Caitlin – Guardrails (13th Floor EP Review)

Caitlin’s Guardrails is a measured, introspective indie-pop record with a quiet emotional tension running underneath.

It refines her previous sound into a controlled and deliberate form, blending acoustic foundations with subtle electronic textures to explore themes of routine, self-doubt, and rebuilding trust in herself. The EP holds a consistent tone throughout, offering a cohesive and introspective set of songs that sit with uncertainty rather than resolving it.
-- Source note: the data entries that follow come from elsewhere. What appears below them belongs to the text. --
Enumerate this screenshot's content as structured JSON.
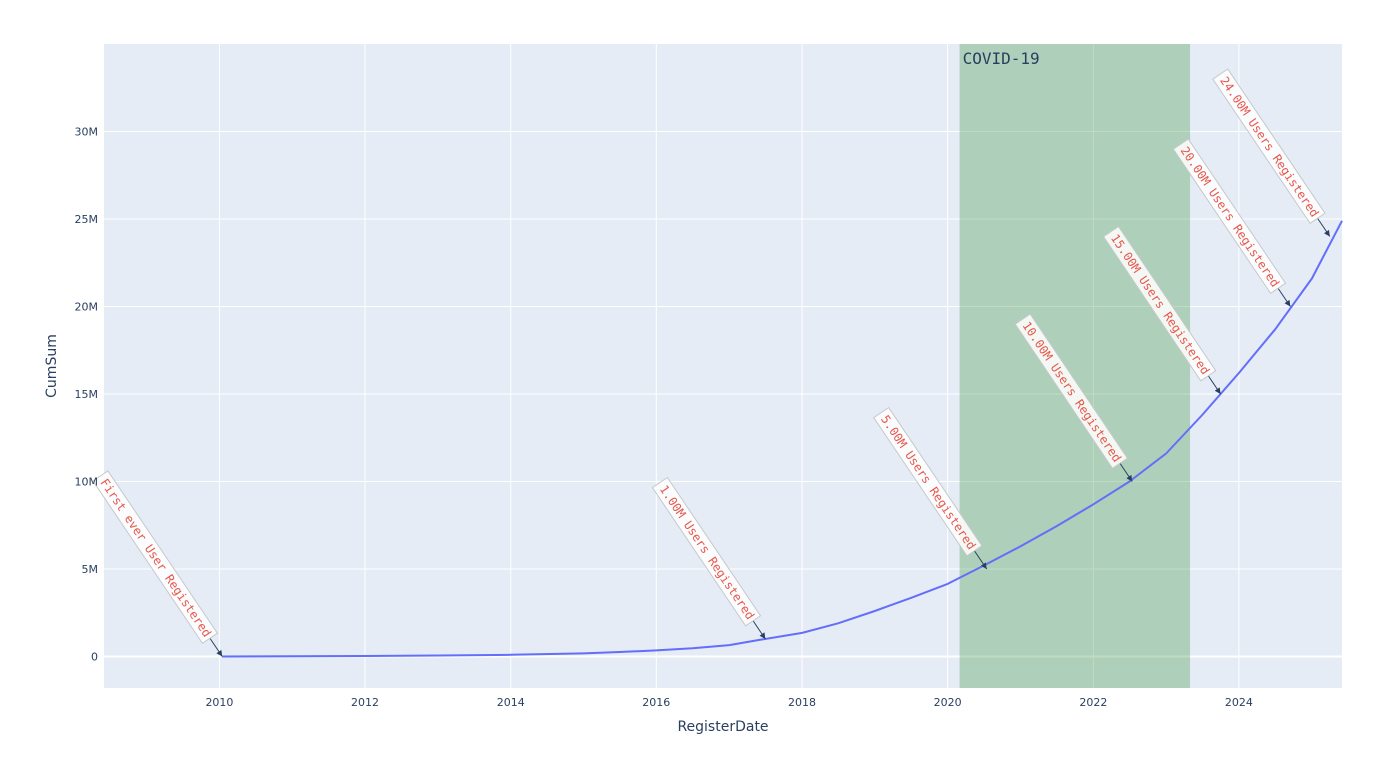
{
  "chart_data": {
    "type": "line",
    "xlabel": "RegisterDate",
    "ylabel": "CumSum",
    "xlim": [
      "2008-06-01",
      "2025-06-01"
    ],
    "ylim": [
      -1800000,
      35000000
    ],
    "x_ticks": [
      {
        "value": "2010-01-01",
        "label": "2010"
      },
      {
        "value": "2012-01-01",
        "label": "2012"
      },
      {
        "value": "2014-01-01",
        "label": "2014"
      },
      {
        "value": "2016-01-01",
        "label": "2016"
      },
      {
        "value": "2018-01-01",
        "label": "2018"
      },
      {
        "value": "2020-01-01",
        "label": "2020"
      },
      {
        "value": "2022-01-01",
        "label": "2022"
      },
      {
        "value": "2024-01-01",
        "label": "2024"
      }
    ],
    "y_ticks": [
      {
        "value": 0,
        "label": "0"
      },
      {
        "value": 5000000,
        "label": "5M"
      },
      {
        "value": 10000000,
        "label": "10M"
      },
      {
        "value": 15000000,
        "label": "15M"
      },
      {
        "value": 20000000,
        "label": "20M"
      },
      {
        "value": 25000000,
        "label": "25M"
      },
      {
        "value": 30000000,
        "label": "30M"
      }
    ],
    "grid": true,
    "series": [
      {
        "color": "#636efa",
        "x": [
          "2010-01-15",
          "2011-01-01",
          "2012-01-01",
          "2013-01-01",
          "2014-01-01",
          "2015-01-01",
          "2015-07-01",
          "2016-01-01",
          "2016-07-01",
          "2017-01-01",
          "2017-06-01",
          "2018-01-01",
          "2018-07-01",
          "2019-01-01",
          "2019-07-01",
          "2020-01-01",
          "2020-07-01",
          "2021-01-01",
          "2021-07-01",
          "2022-01-01",
          "2022-07-01",
          "2023-01-01",
          "2023-07-01",
          "2024-01-01",
          "2024-07-01",
          "2025-01-01",
          "2025-06-01"
        ],
        "y": [
          0,
          10000,
          30000,
          60000,
          100000,
          180000,
          260000,
          350000,
          470000,
          650000,
          950000,
          1350000,
          1900000,
          2600000,
          3350000,
          4150000,
          5200000,
          6300000,
          7450000,
          8700000,
          10000000,
          11600000,
          13800000,
          16200000,
          18700000,
          21600000,
          24900000
        ]
      }
    ],
    "shapes": [
      {
        "type": "vrect",
        "x0": "2020-03-01",
        "x1": "2023-05-01",
        "color": "#2e8b2e",
        "opacity": 0.3,
        "label": "COVID-19"
      }
    ],
    "annotations": [
      {
        "x": "2010-01-15",
        "y": 0,
        "text": "First ever User Registered"
      },
      {
        "x": "2017-07-01",
        "y": 1000000,
        "text": "1.00M Users Registered"
      },
      {
        "x": "2020-07-15",
        "y": 5000000,
        "text": "5.00M Users Registered"
      },
      {
        "x": "2022-07-15",
        "y": 10000000,
        "text": "10.00M Users Registered"
      },
      {
        "x": "2023-10-01",
        "y": 15000000,
        "text": "15.00M Users Registered"
      },
      {
        "x": "2024-09-15",
        "y": 20000000,
        "text": "20.00M Users Registered"
      },
      {
        "x": "2025-04-01",
        "y": 24000000,
        "text": "24.00M Users Registered"
      }
    ],
    "colors": {
      "plot_bg": "#e5ecf6",
      "grid": "#ffffff",
      "line": "#636efa",
      "annotation_text": "#e8574a",
      "arrow": "#2a3f5f"
    }
  }
}
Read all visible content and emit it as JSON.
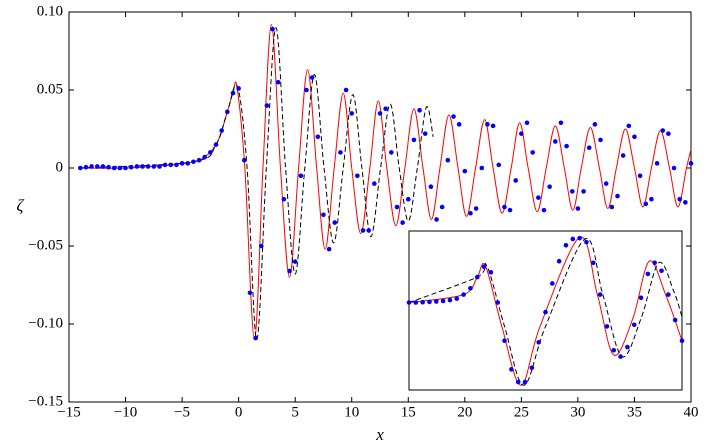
{
  "chart_data": [
    {
      "type": "line",
      "x_label": "x",
      "y_label": "ζ",
      "xlim": [
        -15,
        40
      ],
      "ylim": [
        -0.15,
        0.1
      ],
      "xticks": [
        {
          "value": -15,
          "label": "−15"
        },
        {
          "value": -10,
          "label": "−10"
        },
        {
          "value": -5,
          "label": "−5"
        },
        0,
        5,
        10,
        15,
        20,
        25,
        30,
        35,
        40
      ],
      "yticks": [
        {
          "value": -0.15,
          "label": "−0.15"
        },
        {
          "value": -0.1,
          "label": "−0.10"
        },
        {
          "value": -0.05,
          "label": "−0.05"
        },
        0,
        0.05,
        {
          "value": 0.1,
          "label": "0.10"
        }
      ],
      "series": [
        {
          "color": "#ff0000",
          "line_style": "solid",
          "x": [
            -14,
            -10,
            -6,
            -4,
            -3,
            -2,
            -1.5,
            -1,
            -0.5,
            -0.15,
            0.55,
            1.4,
            2.15,
            2.9,
            3.7,
            4.5,
            5.3,
            6.1,
            6.9,
            7.65,
            8.45,
            9.25,
            10.0,
            10.8,
            11.6,
            12.35,
            13.1,
            13.9,
            14.7,
            15.5,
            16.3,
            17.05,
            17.8,
            18.6,
            19.4,
            20.15,
            20.95,
            21.75,
            22.5,
            23.3,
            24.1,
            24.85,
            25.6,
            26.4,
            27.2,
            28.0,
            28.8,
            29.55,
            30.3,
            31.1,
            31.9,
            32.65,
            33.4,
            34.2,
            35.0,
            35.75,
            36.5,
            37.3,
            38.1,
            38.85,
            39.6,
            40
          ],
          "values": [
            0,
            0,
            0.002,
            0.004,
            0.007,
            0.015,
            0.024,
            0.036,
            0.048,
            0.052,
            0,
            -0.11,
            0,
            0.092,
            0,
            -0.07,
            0,
            0.063,
            0,
            -0.052,
            0,
            0.048,
            0,
            -0.042,
            0,
            0.043,
            0,
            -0.037,
            0,
            0.038,
            0,
            -0.033,
            0,
            0.034,
            0,
            -0.031,
            0,
            0.031,
            0,
            -0.029,
            0,
            0.029,
            0,
            -0.028,
            0,
            0.027,
            0,
            -0.027,
            0,
            0.026,
            0,
            -0.026,
            0,
            0.025,
            0,
            -0.025,
            0,
            0.024,
            0,
            -0.025,
            0,
            0.012
          ]
        },
        {
          "color": "#000000",
          "line_style": "dashed",
          "x": [
            -14,
            -4,
            -2,
            -1,
            -0.1,
            0.75,
            1.6,
            2.45,
            3.3,
            4.15,
            5.0,
            5.85,
            6.7,
            7.55,
            8.4,
            9.25,
            10.1,
            10.9,
            11.7,
            12.55,
            13.4,
            14.2,
            15.0,
            15.8,
            16.6,
            17.2
          ],
          "values": [
            0,
            0.004,
            0.015,
            0.036,
            0.052,
            0,
            -0.11,
            0,
            0.09,
            0,
            -0.068,
            0,
            0.06,
            0,
            -0.048,
            0,
            0.047,
            0,
            -0.044,
            0,
            0.041,
            0,
            -0.034,
            0,
            0.039,
            0.02
          ]
        },
        {
          "color": "#0000ff",
          "line_style": "none",
          "marker": "circle",
          "x": [
            -14,
            -13.5,
            -13,
            -12.5,
            -12,
            -11.5,
            -11,
            -10.5,
            -10,
            -9.5,
            -9,
            -8.5,
            -8,
            -7.5,
            -7,
            -6.5,
            -6,
            -5.5,
            -5,
            -4.5,
            -4,
            -3.5,
            -3,
            -2.5,
            -2,
            -1.5,
            -1,
            -0.5,
            0,
            0.5,
            1,
            1.5,
            2,
            2.5,
            3,
            3.5,
            4,
            4.5,
            5,
            5.5,
            6,
            6.5,
            7,
            7.5,
            8,
            8.5,
            9,
            9.5,
            10,
            10.5,
            11,
            11.5,
            12,
            12.5,
            13,
            13.5,
            14,
            14.5,
            15,
            15.5,
            16,
            16.5,
            17,
            17.5,
            18,
            18.5,
            19,
            19.5,
            20,
            20.5,
            21,
            21.5,
            22,
            22.5,
            23,
            23.5,
            24,
            24.5,
            25,
            25.5,
            26,
            26.5,
            27,
            27.5,
            28,
            28.5,
            29,
            29.5,
            30,
            30.5,
            31,
            31.5,
            32,
            32.5,
            33,
            33.5,
            34,
            34.5,
            35,
            35.5,
            36,
            36.5,
            37,
            37.5,
            38,
            38.5,
            39,
            39.5,
            40
          ],
          "values": [
            0,
            0.0005,
            0.001,
            0.001,
            0.001,
            0.0005,
            0,
            0,
            0,
            0.0005,
            0.001,
            0.001,
            0.001,
            0.001,
            0.001,
            0.002,
            0.002,
            0.002,
            0.003,
            0.003,
            0.004,
            0.005,
            0.007,
            0.01,
            0.015,
            0.024,
            0.036,
            0.048,
            0.051,
            0.005,
            -0.08,
            -0.109,
            -0.05,
            0.04,
            0.089,
            0.055,
            -0.02,
            -0.066,
            -0.06,
            -0.005,
            0.05,
            0.058,
            0.02,
            -0.03,
            -0.052,
            -0.035,
            0.01,
            0.05,
            0.035,
            -0.005,
            -0.04,
            -0.04,
            -0.01,
            0.035,
            0.038,
            0.01,
            -0.025,
            -0.035,
            -0.02,
            0.018,
            0.037,
            0.022,
            -0.012,
            -0.033,
            -0.025,
            0.005,
            0.033,
            0.028,
            -0.002,
            -0.029,
            -0.026,
            0,
            0.028,
            0.027,
            0.002,
            -0.025,
            -0.027,
            -0.008,
            0.022,
            0.029,
            0.01,
            -0.019,
            -0.027,
            -0.012,
            0.017,
            0.029,
            0.014,
            -0.015,
            -0.026,
            -0.015,
            0.013,
            0.028,
            0.018,
            -0.01,
            -0.025,
            -0.018,
            0.008,
            0.027,
            0.02,
            -0.005,
            -0.023,
            -0.02,
            0.003,
            0.024,
            0.022,
            0,
            -0.02,
            -0.022,
            0.003
          ]
        }
      ]
    },
    {
      "type": "line",
      "xlim": [
        0,
        100
      ],
      "ylim": [
        0,
        100
      ],
      "series": [
        {
          "color": "#ff0000",
          "line_style": "solid",
          "x": [
            0,
            20,
            25,
            28,
            34,
            41,
            48,
            62.5,
            69,
            75,
            82,
            88,
            94,
            100
          ],
          "values": [
            55,
            60,
            71,
            78,
            40,
            3,
            40,
            96,
            60,
            22,
            45,
            81,
            60,
            31
          ]
        },
        {
          "color": "#000000",
          "line_style": "dashed",
          "x": [
            0,
            25,
            28.5,
            35,
            42,
            50,
            64.5,
            71,
            78,
            85,
            91.5,
            97,
            100
          ],
          "values": [
            55,
            71,
            78,
            40,
            3,
            40,
            95,
            60,
            21,
            45,
            80,
            62,
            46
          ]
        },
        {
          "color": "#0000ff",
          "line_style": "none",
          "marker": "circle",
          "x": [
            0,
            2.5,
            5,
            7.5,
            10,
            12.5,
            15,
            17.5,
            20,
            22.5,
            25,
            27.5,
            30,
            32.5,
            35,
            37.5,
            40,
            42.5,
            45,
            47.5,
            50,
            52.5,
            55,
            57.5,
            60,
            62.5,
            65,
            67.5,
            70,
            72.5,
            75,
            77.5,
            80,
            82.5,
            85,
            87.5,
            90,
            92.5,
            95,
            97.5,
            100
          ],
          "values": [
            55,
            55,
            55.2,
            55.4,
            55.7,
            56,
            56.5,
            57.5,
            60,
            64,
            71,
            77.5,
            74,
            55,
            31,
            13,
            5,
            5,
            14,
            30,
            49,
            67,
            81,
            91,
            95,
            95.5,
            93,
            80,
            60,
            40,
            25,
            21,
            27,
            41,
            58,
            73,
            80,
            75,
            60,
            44,
            31
          ]
        }
      ]
    }
  ]
}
Written largely in solitude by Ōtautahi based Caitlin Bradley, and co-produced with Will McGillivray, the EP sits between emotional immediacy and something more reflective. Acoustic guitar lines often form the foundation, threaded with light electronic textures and restrained rhythmic movement. The arrangements are measured, giving each element space without leaving gaps. Her voice sits forward, direct and unforced, carrying the songs without excess. There is a clarity in both delivery and intent that anchors the record.

That focus plays out through songs that trace personal change and resistance without pushing towards an outcome. Wash sets that tone early, caught between moving on and holding back. Framed around a moment of quiet observation, it reflects on a relationship in motion while remaining emotionally stuck. Water imagery runs through the track, streams and rivers carrying away what has been built, while the line “water your own pasture” shifts the focus inward, suggesting growth through patience and self attention, even as the closing admission, “I can’t give you away”, holds onto what cannot yet be released.

That dynamic sharpens on You’re Only Good To Calm Me Down. Built around electric guitar, it has an immediate presence. The song captures a relationship where emotional comfort stands in for resolution. By contrast, Tied develops from a sparse acoustic opening into a fuller arrangement, adding layers rather than breaking form. The shift is gradual, mirroring the slow recognition of being stuck and the effort required to move beyond it. 

Elsewhere, Outline pulls things back with delicate acoustic guitar work and sparse percussion. It leans into space and phrasing, sketching emotional boundaries through a vocal that remains intimate and close. 

Go Figure slows the tempo further, with vocals drifting in and out over a steady acoustic pulse, a low drone running underneath. That restraint carries into the closing title track Guardrails, with the arrangement opening out just enough to feel resolved musically, even as the themes remain unsettled. The track draws together the EP’s acoustic and electronic elements, holding them in a fine balance while returning to the idea of self trust and consequence.

The music moves between moments of repetition and others where it carries a light sense of progression. That interplay connects with the visual world around the EP, including the video work, where Caitlin moves between open South Island landscapes and the solid lines of Ōtautahi’s architecture reflecting the pull between different but connected environments. 

Guardrails holds a steady line from start to finish, its songs working together rather than competing for space. The writing stays grounded in detail and shaped by an awareness of personal responsibility, while the sound remains precise and measured throughout. It marks a clear step forward for Caitlin, moving into a more defined, self-contained approach without losing emotional clarity. What stays with you is the sense of someone learning to navigate uncertainty on their own terms, allowing that process to play out in its own time.